2ND Webinar on FMO3
This is the recording of the TMAU/FMO3 webinar that took place 23rd September 2012
Guest Speakers : Professor Elizabeth Shephard and Professor Ian Phillips
Webinar title : "FMO3 : bugs, genes and drugs"
The webinar was kindly hosted by Rob Pleticha of rareconnect.org
You can see the original post on rareconnect.org here : TMAU webinar
rareconnect.org has a TMAU community : rareconnect.org TMAU community
This is the first in a series of webinars with TMAU/FMO3 experts as guest speakers. There was also a previous webinar where TMAU sufferer, MEBO UK Director of Public Relations, Karen gave a talk on how to use the media to advance the Cause of people living with malodour disorders: Karen's TMAU talk.
3 comments:
This excellent webinar enabled me to do a more informed set of internet searches on FMO3.

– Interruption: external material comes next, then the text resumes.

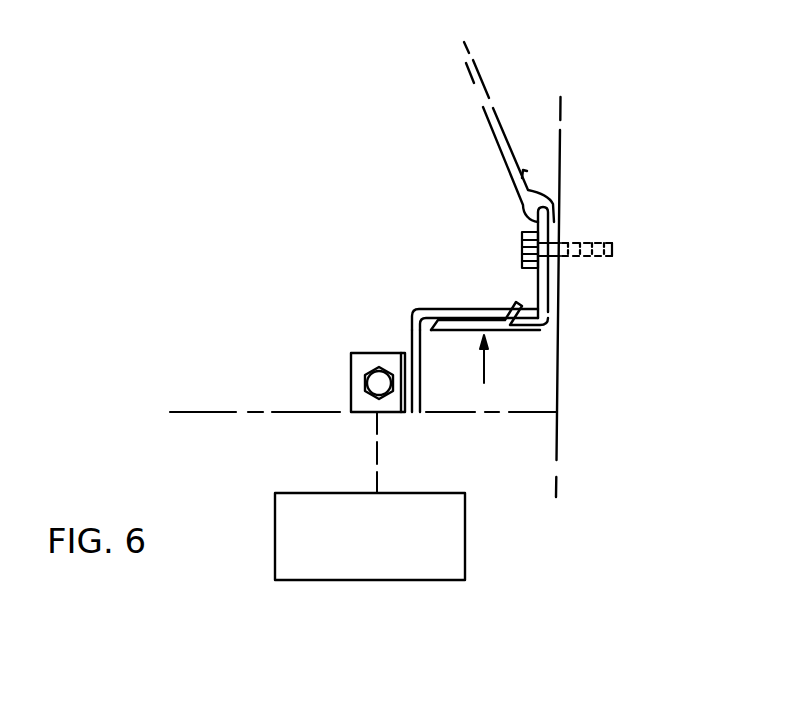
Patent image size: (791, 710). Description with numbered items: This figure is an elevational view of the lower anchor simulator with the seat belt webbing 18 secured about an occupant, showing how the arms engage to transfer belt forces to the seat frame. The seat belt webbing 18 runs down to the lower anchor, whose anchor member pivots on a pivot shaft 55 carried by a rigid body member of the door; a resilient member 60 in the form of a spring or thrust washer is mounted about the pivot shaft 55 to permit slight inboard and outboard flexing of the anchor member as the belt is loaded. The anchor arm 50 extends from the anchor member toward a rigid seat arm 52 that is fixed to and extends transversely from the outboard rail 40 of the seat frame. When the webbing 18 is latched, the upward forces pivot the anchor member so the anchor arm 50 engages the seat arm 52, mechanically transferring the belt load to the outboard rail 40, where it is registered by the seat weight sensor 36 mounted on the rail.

Question: if selenocysteine can override UGA stop codes, would it work on FMO3 mutations in the same way as Ataluren to alleviate TMAU symptoms? (Selenocysteine is available on Amazon.)
Thank you so much.
Hi Betty
I don't know the answer to your question but it seems that people with nonsense mutations ('false stops') usually make up a small % of a 'deficiency' community. Usually about 5-10% (and nonsense mutations are usually very severe). So even if selenocysteine worked it would only work for say 5-10% of the community.

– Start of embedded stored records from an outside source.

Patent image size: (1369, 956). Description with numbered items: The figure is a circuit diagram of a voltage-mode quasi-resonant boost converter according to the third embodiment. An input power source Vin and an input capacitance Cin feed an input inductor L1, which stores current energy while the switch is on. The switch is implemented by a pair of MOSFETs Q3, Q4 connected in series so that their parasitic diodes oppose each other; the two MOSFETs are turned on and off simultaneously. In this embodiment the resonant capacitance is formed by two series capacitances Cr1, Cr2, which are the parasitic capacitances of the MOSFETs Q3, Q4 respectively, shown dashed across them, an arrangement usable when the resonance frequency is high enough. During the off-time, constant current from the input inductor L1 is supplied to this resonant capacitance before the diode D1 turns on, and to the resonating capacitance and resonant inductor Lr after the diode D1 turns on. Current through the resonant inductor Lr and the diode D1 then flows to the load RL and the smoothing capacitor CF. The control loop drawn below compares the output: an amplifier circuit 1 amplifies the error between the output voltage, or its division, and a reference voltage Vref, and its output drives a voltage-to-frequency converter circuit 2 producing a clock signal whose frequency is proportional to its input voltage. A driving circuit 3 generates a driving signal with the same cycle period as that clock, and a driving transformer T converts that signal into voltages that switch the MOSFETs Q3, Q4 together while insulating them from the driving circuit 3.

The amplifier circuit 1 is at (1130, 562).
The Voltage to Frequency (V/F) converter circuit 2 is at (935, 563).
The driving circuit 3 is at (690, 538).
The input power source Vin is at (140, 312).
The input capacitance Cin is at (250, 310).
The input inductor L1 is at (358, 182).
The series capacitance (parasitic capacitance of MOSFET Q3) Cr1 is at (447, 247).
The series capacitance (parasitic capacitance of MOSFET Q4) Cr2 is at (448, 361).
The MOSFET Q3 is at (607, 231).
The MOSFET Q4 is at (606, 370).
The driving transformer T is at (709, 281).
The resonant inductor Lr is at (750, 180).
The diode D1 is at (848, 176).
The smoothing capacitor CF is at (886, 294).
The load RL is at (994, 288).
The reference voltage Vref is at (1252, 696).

I guess there is probably a reason it won't work anyway, or they would be using that ?
Hi Betty
Professor Shephard emailed a reply to me. Here it is :
There are ongoing clinical trials for cystic fibrosis where chemicals that allow stop mutations to be by-passed are being tested. If these prove successful then such treatments could be used for other disorders caused by stop codon mutations. However, it turns out that the base sequence on either side of the stop codon are really important in how well this approach works.
No clinical trials have been carried out to show that selenocysteine will overcome stop codon mutations. Such trials would have to be done on a protein by protein basis. Because each protein has a specific amino acid order. This order and identity of the amino acids is crucial for the protein to adopt a precise 3-dimensional structure.